Methods Participants were recruited from 24 military dental clinics across the United States during annual dental examinations. Participants were 785 active-duty military personnel who were randomly assigned to receive a minimal-contact behavioral treatment (n = 392) or usual care (n = 393). The behavioral treatment included an ST cessation manual, a videotape cessation guide tailored for military personnel, and three 15-min telephone counseling sessions using motivational interviewing methods. Usual care consisted of standard procedures that are part of the annual dental examination, including recommendations to quit using ST and referral to extant local tobacco cessation programs. Participants were assessed at 3 and 6 months after enrollment.

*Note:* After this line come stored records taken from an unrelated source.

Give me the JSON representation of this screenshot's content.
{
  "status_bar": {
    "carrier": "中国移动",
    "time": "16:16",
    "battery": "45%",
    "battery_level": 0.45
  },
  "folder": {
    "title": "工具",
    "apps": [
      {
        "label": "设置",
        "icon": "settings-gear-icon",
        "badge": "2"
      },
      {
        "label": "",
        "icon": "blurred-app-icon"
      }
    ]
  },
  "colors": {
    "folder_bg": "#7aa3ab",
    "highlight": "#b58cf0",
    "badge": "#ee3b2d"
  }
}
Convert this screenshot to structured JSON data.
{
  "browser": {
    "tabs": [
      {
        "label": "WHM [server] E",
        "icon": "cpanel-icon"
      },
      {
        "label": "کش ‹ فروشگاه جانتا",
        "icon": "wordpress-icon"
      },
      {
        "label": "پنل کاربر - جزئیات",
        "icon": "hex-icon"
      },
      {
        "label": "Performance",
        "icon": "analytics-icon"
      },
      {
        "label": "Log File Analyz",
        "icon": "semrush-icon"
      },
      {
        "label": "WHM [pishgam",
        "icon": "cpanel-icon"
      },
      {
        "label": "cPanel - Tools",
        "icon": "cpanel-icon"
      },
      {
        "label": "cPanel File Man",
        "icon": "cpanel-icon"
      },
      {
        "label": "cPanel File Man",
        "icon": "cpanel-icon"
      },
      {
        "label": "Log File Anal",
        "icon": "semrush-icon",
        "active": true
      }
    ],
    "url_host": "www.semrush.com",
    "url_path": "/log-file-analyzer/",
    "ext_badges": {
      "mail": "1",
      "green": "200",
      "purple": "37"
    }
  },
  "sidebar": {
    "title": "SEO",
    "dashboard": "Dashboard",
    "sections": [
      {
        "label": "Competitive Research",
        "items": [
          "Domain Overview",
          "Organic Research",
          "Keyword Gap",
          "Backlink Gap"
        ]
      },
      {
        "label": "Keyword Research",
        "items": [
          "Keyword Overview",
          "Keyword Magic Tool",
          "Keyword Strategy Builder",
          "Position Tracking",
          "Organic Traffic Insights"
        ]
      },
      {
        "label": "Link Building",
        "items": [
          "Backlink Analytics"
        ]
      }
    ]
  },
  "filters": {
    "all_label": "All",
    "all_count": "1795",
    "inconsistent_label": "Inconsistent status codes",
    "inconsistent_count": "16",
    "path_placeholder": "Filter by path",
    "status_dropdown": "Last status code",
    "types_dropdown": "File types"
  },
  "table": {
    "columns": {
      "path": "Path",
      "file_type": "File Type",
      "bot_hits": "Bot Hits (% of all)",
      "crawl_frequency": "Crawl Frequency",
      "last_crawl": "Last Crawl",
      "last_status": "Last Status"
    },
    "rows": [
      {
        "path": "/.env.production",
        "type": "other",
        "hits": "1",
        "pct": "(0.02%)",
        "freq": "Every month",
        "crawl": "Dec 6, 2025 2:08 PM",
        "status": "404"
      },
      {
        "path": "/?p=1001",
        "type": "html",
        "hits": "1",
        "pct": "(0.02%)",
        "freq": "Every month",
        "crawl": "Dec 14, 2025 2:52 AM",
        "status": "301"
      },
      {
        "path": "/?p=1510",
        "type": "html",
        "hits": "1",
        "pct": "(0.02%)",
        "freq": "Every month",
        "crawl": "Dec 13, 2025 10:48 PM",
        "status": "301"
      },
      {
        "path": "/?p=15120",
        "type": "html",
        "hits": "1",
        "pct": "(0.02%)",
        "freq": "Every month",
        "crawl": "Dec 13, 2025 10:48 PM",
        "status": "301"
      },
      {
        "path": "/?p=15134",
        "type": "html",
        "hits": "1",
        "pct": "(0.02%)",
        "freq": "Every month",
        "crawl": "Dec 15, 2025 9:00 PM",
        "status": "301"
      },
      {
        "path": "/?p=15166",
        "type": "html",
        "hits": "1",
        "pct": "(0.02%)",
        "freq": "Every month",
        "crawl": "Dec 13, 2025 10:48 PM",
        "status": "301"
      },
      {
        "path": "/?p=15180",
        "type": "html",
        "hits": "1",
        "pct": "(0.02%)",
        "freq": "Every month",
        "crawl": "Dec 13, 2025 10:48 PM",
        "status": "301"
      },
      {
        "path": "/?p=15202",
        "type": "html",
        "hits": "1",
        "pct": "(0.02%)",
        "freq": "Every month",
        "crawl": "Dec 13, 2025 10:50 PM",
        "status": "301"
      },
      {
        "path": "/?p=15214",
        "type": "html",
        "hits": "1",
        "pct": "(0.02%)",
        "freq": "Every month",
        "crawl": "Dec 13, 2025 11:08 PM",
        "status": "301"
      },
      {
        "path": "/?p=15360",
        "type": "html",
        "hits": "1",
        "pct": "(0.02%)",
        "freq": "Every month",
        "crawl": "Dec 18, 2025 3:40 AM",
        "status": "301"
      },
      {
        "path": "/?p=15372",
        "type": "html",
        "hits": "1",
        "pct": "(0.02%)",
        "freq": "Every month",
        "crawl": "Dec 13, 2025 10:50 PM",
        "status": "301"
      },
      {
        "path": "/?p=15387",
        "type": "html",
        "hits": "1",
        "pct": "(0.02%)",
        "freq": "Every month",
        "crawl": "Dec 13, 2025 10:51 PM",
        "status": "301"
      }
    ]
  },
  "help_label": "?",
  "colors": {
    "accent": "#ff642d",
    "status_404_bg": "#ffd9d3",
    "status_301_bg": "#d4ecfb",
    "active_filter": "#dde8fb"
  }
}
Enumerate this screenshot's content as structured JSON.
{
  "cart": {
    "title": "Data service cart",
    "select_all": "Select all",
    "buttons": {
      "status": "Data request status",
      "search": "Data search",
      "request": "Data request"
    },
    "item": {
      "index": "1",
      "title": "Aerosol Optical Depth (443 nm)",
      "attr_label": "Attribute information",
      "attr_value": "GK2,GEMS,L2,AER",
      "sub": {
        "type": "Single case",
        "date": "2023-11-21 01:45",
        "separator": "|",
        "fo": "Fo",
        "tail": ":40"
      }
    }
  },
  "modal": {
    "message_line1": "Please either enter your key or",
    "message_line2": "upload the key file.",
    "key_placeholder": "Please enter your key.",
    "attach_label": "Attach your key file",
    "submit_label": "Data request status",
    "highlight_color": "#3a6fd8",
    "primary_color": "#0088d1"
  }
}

Results Participants in the ST cessation program were significantly more likely to be abstinent from all tobacco, as assessed by repeated point prevalence at both 3 and 6 months (25.0%), and were significantly more likely to be abstinent from ST use for 6 months, as assessed by prolonged abstinence (16.8%), compared with participants in usual care (7.6% and 6.4%, respectively).

Discussion These results indicate that a minimal-contact behavioral treatment can significantly reduce ST use in military personnel and has the potential for widespread dissemination. If ST users were identified in dental visits and routinely referred to telephone counseling, this could have a substantial benefit for the health and well-being of military personnel.